The prison will be large enough to accommodate nearly half the 520 suspected enemy combatants being kept at Guantanamo.
The work is scheduled to be completed by July of next year.
"The future detention facility will be based on prison models in the U.S. and is designed to be safer for the long-term detention of detainees and guards who serve" at Guantanamo, a Pentagon spokesman said in a prepared statement. "It is also expected to require less manpower."
Since the U.S. government first began housing prisoners at Guantanamo in the wake of the 2001 terrorist attacks, American taxpayers have shelled out about $100 million in construction costs, while spending another $90 million to $95 million annually to operate the facility, Defense Secretary Donald Rumsfeld said earlier this week.
That operation has been improved over the last three years, the Pentagon spokesman said, "especially since the early days when the military was given just a number of days' notice to construct a detention facility."
Just how long the United States will continue to house prisoners in Cuba remains unclear.
"The United States government, let alone the U.S. military, does not want to be in the position of holding suspected terrorists any longer than is absolutely necessary," Rumsfeld said during a briefing this week. "But as long as there remains a need to keep terrorists from striking again, a facility will continue to be needed."
Halliburton was assigned the construction job under an existing five-year contract it won with the Pentagon last year after competitive bidding. The total contract is valued at up to $500 million.
"KBR was selected to continue providing private-sector construction and related services to the U.S. Navy and other Department of Defense agencies and missions worldwide through this program," Halliburton spokeswoman Cathy Gist Mann said.
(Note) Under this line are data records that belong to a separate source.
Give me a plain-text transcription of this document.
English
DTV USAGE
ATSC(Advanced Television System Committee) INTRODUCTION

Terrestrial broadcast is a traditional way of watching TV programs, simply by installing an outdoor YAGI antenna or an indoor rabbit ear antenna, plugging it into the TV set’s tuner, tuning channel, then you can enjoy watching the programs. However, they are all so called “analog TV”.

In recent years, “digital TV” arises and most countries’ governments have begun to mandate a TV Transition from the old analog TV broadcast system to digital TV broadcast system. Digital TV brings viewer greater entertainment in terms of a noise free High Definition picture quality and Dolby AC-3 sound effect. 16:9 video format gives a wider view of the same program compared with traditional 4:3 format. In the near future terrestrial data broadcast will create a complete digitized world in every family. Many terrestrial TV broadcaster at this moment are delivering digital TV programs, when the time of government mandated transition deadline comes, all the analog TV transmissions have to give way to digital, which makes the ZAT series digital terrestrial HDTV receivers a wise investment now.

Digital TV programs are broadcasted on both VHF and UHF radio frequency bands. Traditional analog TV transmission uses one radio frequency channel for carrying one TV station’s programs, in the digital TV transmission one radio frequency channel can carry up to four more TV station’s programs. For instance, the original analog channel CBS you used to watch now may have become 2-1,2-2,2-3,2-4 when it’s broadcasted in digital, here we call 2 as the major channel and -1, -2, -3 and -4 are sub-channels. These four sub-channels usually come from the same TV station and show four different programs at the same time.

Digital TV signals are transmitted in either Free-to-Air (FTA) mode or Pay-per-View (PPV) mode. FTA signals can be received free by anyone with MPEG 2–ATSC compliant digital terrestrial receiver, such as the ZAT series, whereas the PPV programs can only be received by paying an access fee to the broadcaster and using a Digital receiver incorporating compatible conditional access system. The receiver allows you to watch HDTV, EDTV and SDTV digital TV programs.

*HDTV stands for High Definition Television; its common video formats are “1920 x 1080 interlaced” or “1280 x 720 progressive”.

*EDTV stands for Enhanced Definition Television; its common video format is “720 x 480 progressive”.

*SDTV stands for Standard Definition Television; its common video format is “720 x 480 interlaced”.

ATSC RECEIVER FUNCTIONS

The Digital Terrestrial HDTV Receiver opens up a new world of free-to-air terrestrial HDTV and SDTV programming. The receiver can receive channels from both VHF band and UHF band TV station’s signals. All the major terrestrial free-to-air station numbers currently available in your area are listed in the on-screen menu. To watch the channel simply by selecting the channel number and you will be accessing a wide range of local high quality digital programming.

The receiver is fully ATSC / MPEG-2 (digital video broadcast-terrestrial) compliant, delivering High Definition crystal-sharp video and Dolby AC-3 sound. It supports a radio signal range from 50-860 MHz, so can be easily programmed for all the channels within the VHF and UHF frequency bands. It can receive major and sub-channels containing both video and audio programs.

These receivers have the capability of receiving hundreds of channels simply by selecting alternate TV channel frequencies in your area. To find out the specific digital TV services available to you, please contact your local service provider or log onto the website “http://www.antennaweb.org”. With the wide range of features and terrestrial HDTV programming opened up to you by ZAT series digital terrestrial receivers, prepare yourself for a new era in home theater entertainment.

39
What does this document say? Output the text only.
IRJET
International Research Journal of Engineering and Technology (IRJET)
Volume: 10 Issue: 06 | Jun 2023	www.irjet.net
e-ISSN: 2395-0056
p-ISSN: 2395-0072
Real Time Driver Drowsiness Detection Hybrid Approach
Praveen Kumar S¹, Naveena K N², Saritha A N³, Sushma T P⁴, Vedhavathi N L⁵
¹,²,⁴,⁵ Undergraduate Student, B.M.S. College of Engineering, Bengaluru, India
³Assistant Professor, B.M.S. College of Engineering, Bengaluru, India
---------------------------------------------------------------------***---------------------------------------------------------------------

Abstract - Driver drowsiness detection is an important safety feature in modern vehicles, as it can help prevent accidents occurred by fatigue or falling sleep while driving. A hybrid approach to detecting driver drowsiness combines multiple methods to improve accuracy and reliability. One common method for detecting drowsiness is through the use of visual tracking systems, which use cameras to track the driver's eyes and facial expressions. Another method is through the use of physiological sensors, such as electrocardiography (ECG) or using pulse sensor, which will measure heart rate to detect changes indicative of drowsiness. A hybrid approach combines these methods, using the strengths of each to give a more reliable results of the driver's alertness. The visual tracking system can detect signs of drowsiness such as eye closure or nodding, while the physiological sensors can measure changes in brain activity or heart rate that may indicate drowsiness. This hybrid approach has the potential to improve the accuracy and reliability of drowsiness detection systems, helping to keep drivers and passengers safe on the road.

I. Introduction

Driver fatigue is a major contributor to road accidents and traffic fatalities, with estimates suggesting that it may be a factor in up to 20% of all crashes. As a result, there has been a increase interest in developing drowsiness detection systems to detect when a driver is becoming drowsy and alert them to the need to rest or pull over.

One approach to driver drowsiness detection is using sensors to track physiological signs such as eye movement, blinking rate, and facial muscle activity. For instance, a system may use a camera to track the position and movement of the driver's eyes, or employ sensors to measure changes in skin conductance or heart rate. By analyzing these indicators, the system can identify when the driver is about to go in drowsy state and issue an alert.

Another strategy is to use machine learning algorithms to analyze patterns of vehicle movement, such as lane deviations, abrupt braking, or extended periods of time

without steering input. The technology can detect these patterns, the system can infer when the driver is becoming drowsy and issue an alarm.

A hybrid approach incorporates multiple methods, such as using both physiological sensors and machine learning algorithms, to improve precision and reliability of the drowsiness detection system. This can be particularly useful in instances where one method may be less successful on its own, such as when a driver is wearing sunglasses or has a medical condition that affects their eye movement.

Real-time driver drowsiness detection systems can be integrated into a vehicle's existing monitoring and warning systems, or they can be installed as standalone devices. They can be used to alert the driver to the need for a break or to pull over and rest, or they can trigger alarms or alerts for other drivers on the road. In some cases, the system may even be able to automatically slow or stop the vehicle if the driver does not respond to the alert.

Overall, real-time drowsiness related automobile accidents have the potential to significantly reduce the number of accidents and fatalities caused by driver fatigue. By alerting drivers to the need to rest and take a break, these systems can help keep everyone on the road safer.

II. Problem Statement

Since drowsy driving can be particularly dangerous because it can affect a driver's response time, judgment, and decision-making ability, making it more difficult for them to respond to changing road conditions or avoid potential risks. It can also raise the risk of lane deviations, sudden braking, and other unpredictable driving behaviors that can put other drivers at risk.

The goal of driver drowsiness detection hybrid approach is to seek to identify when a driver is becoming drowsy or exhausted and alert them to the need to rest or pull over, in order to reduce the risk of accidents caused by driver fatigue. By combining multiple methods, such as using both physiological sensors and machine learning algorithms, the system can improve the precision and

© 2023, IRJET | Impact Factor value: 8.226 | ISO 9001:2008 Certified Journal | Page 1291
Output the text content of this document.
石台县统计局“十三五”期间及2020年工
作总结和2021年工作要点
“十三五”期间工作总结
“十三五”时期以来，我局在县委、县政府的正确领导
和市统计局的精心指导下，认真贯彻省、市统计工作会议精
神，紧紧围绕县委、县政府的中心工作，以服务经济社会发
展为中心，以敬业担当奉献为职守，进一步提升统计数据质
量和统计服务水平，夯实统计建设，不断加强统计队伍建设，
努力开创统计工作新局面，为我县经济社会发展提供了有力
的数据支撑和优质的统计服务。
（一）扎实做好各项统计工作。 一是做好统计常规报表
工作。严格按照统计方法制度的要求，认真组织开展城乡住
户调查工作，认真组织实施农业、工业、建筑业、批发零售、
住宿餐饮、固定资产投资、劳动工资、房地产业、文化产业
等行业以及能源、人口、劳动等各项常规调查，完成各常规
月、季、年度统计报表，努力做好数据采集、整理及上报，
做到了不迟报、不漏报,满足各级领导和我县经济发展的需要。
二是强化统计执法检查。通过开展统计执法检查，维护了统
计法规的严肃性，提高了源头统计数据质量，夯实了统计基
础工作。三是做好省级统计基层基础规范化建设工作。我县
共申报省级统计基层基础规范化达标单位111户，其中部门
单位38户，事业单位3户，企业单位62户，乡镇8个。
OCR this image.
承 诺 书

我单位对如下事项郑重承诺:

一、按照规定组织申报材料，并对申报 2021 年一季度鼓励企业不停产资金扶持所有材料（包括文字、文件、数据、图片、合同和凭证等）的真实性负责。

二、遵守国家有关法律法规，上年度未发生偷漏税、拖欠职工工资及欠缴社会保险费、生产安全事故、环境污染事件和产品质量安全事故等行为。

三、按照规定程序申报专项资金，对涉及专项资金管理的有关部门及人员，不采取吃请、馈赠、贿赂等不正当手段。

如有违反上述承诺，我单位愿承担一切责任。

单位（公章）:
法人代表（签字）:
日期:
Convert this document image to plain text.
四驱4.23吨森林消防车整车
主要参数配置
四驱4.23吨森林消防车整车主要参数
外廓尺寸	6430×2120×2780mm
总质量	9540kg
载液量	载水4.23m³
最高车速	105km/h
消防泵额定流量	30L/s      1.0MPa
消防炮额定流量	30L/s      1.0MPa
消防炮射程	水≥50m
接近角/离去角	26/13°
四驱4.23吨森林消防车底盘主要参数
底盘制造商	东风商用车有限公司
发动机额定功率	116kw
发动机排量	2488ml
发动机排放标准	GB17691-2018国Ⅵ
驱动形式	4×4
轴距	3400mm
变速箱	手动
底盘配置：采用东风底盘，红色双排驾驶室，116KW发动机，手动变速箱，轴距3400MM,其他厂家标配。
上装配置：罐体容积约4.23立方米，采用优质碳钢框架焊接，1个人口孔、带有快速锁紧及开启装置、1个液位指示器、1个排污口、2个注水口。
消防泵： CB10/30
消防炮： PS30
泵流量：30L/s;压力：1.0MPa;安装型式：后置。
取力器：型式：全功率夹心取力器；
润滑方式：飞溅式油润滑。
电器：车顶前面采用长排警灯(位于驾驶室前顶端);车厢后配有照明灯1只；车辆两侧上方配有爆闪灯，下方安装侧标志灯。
But like so much of Halliburton's military contract work, the prison construction project sparked howls of protest from the company's critics on Capitol Hill.
"This is surreal," said Sen. Frank Lautenberg, D-N.J.
Lautenberg and other critics have long accused the Bush administration of funneling work to Vice President Dick Cheney's former employer and then overlooking problems with the company's performance.
Lautenberg issued a news release with a headline that read, in part, "Halliburton getting into Prison Building Business at GITMO!!"